08 March 2013

Living in the Future

What does it feel like to hoist yourself into the future, and start living in the future again after having drifted for a while?

I'm having to catch up on cloud deployment as part of a new team I'm on.  Wow, there is a lot of change in the last 5 years.  I feel swamped.

I remember I felt swamped like this a while ago.  And reading about taking crazy risks reminded me of the feeling, and makes me wonder what the risks are of introducing significant change into the group I'm working in.

I guess I could get fired for being too inconsiderate of people who don't like change or the associated risks.
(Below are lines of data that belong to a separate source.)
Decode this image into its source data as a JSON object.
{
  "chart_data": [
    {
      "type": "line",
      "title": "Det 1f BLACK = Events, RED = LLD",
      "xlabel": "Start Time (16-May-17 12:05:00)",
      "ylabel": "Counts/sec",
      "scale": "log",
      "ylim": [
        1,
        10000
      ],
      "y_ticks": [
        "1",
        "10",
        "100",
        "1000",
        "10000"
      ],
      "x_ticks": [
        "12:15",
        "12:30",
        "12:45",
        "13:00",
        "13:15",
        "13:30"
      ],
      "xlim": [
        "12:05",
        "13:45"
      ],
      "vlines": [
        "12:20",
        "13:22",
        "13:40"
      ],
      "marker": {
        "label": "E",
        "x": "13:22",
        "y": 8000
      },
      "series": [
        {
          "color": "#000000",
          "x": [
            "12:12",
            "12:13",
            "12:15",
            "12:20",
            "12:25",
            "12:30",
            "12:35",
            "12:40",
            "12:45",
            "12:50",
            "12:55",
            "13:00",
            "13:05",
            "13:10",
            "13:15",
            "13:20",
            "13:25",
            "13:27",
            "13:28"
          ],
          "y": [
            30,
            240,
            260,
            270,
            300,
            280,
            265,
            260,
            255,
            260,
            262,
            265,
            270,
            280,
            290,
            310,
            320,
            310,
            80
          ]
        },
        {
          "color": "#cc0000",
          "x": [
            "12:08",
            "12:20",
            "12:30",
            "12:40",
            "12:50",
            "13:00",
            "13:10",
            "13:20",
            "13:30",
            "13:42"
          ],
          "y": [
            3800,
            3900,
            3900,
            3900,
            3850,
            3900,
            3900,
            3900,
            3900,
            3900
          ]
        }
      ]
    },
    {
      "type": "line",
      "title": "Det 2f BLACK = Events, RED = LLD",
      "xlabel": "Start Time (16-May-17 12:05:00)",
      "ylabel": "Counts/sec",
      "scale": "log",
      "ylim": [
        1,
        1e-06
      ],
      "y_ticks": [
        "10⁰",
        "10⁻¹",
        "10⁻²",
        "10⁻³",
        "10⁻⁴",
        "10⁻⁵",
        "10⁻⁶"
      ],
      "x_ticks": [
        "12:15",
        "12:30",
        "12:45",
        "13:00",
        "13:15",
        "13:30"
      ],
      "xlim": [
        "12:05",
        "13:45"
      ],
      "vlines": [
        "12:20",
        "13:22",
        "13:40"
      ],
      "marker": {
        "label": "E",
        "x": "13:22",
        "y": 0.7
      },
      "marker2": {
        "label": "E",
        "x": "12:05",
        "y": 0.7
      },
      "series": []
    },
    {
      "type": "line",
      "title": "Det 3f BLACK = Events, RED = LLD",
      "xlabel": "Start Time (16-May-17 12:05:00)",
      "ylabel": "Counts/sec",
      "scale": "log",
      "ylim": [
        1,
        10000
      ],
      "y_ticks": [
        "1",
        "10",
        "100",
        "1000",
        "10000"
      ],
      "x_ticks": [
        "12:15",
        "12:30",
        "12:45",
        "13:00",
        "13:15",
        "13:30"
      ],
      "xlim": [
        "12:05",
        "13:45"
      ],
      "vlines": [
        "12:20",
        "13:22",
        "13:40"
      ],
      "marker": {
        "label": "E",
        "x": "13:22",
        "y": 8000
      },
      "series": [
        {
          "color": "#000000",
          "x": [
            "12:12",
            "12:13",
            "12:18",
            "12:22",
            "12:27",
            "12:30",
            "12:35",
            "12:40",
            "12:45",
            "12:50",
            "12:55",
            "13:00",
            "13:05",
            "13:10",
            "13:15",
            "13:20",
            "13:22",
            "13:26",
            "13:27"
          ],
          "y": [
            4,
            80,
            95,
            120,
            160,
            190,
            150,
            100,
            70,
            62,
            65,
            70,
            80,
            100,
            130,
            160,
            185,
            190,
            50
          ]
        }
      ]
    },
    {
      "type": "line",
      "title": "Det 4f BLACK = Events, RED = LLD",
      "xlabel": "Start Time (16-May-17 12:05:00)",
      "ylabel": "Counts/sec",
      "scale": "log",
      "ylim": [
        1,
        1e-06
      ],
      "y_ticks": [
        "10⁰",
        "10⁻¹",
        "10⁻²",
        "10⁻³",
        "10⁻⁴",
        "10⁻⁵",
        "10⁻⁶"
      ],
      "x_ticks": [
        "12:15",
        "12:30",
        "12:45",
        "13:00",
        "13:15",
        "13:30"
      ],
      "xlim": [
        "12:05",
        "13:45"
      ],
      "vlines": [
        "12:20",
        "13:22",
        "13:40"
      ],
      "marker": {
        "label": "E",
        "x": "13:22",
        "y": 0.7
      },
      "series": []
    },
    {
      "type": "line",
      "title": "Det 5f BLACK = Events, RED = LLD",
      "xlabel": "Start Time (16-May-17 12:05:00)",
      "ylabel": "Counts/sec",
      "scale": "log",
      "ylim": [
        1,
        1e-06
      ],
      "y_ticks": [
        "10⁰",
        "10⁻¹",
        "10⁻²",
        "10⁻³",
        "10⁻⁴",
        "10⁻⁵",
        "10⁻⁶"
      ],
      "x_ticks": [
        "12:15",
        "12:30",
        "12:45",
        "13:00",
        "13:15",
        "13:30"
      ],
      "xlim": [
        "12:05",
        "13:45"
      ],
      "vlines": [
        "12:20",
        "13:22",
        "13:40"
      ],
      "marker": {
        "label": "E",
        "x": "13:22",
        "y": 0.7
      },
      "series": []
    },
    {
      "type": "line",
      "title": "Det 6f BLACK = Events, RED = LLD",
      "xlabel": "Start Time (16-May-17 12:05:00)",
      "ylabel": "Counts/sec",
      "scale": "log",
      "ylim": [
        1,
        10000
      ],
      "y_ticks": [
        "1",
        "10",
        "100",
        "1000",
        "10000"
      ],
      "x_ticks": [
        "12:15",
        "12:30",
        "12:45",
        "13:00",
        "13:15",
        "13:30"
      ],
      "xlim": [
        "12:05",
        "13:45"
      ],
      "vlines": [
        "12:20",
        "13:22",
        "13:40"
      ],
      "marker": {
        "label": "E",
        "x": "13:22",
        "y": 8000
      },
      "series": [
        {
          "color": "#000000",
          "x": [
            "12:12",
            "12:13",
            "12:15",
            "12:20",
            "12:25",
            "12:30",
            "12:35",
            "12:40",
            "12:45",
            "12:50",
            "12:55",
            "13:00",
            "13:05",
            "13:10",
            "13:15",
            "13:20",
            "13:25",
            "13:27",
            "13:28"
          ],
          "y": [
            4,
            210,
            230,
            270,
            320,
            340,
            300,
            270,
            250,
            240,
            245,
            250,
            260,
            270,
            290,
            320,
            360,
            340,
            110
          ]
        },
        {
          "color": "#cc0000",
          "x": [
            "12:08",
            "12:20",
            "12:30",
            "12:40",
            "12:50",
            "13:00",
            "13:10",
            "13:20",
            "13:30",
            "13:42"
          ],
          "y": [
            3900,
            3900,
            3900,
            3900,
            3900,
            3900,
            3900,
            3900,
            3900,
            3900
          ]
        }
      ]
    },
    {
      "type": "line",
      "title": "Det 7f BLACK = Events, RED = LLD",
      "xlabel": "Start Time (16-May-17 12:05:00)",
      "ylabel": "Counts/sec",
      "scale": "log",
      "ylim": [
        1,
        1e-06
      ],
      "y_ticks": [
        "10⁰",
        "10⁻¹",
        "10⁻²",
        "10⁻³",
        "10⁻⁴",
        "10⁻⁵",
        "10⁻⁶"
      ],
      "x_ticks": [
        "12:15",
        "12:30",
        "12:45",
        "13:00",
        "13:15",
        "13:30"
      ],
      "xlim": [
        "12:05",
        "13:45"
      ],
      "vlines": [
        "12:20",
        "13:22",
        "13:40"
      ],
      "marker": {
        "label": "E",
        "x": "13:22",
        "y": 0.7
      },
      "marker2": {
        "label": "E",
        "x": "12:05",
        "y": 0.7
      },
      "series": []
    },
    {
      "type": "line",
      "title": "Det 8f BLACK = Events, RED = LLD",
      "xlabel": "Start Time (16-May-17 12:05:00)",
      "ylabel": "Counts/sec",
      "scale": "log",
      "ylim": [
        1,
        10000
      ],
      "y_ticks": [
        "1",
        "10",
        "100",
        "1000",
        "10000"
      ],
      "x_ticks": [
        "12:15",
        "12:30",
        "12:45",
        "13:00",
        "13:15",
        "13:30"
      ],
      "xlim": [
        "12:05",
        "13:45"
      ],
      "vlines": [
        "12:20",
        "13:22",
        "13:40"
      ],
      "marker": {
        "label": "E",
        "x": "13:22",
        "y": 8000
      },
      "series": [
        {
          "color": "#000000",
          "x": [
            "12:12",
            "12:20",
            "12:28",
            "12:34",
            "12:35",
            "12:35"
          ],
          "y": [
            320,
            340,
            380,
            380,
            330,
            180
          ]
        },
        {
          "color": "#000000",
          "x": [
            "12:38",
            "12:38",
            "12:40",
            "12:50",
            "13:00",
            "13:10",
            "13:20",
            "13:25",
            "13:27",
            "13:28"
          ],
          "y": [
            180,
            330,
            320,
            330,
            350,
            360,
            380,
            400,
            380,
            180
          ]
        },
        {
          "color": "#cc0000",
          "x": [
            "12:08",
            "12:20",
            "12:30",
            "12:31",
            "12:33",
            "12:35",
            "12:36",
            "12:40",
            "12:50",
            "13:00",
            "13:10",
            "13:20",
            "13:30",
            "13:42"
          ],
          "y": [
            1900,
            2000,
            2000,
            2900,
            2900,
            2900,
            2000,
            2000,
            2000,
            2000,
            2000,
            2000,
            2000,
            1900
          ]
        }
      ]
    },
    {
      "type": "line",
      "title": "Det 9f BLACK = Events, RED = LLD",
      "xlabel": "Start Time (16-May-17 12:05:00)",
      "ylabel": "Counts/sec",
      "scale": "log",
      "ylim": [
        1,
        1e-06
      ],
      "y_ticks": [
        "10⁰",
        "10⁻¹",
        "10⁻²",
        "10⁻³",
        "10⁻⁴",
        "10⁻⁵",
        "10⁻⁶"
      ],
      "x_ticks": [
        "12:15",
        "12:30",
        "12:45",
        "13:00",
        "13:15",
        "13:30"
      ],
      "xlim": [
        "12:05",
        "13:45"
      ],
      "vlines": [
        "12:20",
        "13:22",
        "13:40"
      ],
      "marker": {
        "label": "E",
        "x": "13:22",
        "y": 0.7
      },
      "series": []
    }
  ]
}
I've also had a long-running idea about making genealogy data editable in a distributed version control way.  Although my ideas are undeveloped, due to my current lack of ability to focus, I've been working on how I could make the idea more viable.

So now that I'm feeling the need to get on the early adopter curve again, I saw How to Get Startup Ideas from Paul Graham, and realized that this article was about both things:

  • living in the future
  • developing new ideas

From Paul's article:
It takes time to come across situations where you notice something missing. And often these gaps won't seem to be ideas for companies, just things that would be interesting to build. Which is why it's good to have the time and the inclination to build things just because they're interesting.
Live in the future and build what seems interesting. Strange as it sounds, that's the real recipe.

I guess it's the process of shedding the natural loss aversion that I'm not used to, and accepting and realizing the innovation risks that may come.